Best answer: I loathe It doesn't sync properly, at least for me. I've tried mint in the US and had a frustrating time, with my OZ accounts its even worse. It's also very retroactive (rather than futuristic like YNAB). I also feel weird about linking my accounts to mint, and I hate having to log in. YNAB is easy. I was wary, but both husband and I are using it, so it may win. I like that it syncs, so we both know what's being spent without paying 20 questions. We're crabbing less, and tracking's a freaking miracle.
posted by jrobin276 at 12:04 AM on September 24, 2013

Best answer: I've used both mint and YNAB. Mint is fine for seeing where your money is going now (witha few exceptions: ie, it makes a lot of errors with categories), but it's not a great tool for setting and sticking to a budget. Like, mint was what made me realize that I was spending wayyy too much on restaurants, but then I didn't really have a good way to change that behavior beyond a vague idea that I should eat out less. It does have a budget feature, but I found it pretty unhelpful, mainly because it only notifies you when you're just about to reach your limit in that category, at which point the damage is kinda done.

I have to say, I really like YNAB and I definitely think its the best. You can use their approach without the software - the software is pretty simple and really just makes it easier. And it might be good to try out mint at first just to give you a good budget starting point.
posted by lunasol at 12:06 AM on September 24, 2013

Response by poster: Ok thanks very much everybody, I'm sold on YNAB and will five it a whirl!
posted by turbid dahlia at 12:44 AM on September 24, 2013

I really disliked YNAB, but I love Pocketbook — sort of like an Australian Mint, with a better budget option.
posted by third word on a random page at 4:04 AM on September 24, 2013 [1 favorite]

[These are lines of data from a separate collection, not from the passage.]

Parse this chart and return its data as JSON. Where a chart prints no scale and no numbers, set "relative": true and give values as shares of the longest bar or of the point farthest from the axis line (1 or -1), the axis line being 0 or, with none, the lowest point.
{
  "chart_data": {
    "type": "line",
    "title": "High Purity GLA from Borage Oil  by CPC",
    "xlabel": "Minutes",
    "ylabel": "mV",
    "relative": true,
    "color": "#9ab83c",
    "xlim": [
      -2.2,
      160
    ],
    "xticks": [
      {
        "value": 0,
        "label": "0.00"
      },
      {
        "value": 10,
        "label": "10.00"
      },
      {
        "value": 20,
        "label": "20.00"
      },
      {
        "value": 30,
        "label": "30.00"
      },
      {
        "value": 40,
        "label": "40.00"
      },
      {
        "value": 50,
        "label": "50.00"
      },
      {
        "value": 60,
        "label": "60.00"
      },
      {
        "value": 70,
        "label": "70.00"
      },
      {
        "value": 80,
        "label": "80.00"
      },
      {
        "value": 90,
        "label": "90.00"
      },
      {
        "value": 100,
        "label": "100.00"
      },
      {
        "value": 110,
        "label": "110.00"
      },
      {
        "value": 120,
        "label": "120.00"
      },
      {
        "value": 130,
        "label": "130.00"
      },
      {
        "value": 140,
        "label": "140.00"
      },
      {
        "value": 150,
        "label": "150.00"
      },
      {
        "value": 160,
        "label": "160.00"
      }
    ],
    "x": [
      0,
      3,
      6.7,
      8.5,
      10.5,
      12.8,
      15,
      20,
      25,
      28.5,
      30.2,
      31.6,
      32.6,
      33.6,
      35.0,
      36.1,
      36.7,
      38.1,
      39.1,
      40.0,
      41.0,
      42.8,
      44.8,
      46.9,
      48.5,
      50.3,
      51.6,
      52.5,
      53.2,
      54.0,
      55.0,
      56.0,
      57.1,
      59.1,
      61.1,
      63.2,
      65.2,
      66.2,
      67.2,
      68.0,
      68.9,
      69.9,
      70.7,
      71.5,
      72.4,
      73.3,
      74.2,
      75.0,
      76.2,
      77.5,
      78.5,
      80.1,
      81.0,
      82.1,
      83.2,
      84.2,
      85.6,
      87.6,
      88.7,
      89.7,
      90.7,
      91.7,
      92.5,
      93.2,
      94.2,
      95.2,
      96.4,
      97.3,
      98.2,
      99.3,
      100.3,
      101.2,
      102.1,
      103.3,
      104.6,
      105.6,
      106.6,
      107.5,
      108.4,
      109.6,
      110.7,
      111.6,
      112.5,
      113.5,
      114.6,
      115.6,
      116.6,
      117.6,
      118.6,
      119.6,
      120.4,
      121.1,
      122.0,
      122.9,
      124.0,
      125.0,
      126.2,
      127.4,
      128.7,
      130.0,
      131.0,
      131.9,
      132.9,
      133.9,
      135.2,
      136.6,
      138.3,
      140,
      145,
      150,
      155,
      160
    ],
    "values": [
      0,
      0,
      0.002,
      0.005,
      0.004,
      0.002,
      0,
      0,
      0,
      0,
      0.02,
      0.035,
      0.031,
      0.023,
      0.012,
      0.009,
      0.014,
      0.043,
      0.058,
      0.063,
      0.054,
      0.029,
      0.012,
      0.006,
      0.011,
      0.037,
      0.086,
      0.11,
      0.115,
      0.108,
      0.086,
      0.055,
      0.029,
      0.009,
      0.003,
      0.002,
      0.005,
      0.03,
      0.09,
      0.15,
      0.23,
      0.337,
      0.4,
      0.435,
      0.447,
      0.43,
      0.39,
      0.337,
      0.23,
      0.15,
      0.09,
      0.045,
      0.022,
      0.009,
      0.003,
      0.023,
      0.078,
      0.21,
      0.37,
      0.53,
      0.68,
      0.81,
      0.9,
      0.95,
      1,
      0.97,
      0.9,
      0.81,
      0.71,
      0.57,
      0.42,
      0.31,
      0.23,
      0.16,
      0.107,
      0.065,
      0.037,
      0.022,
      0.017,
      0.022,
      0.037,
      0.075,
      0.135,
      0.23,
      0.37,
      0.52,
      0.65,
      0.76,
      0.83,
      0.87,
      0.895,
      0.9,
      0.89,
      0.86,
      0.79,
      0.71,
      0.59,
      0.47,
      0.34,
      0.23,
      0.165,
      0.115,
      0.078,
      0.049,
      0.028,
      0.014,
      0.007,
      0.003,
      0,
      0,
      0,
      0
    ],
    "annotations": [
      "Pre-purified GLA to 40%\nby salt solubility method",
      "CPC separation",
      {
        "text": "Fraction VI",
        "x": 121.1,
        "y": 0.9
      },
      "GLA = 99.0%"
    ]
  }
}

Money Smart budget planner. Free. Online or Excel versions.
posted by inkypinky at 6:37 AM on September 24, 2013

And the Track My Spend app is free and good as any.
posted by inkypinky at 6:40 AM on September 24, 2013

Have you checked your bank's website? All the big banks here in the US have a budgeting app that connects with your account info. I'm with Wells Fargo and the budgeting app is surprisingly useable.
posted by COD at 12:47 PM on September 24, 2013

I just had to come back and say that thanks to third world on a random page's comment above, I downloaded the Pocketbook app and I love it - integration with Australian online banking is fantastic and it's really easy to use.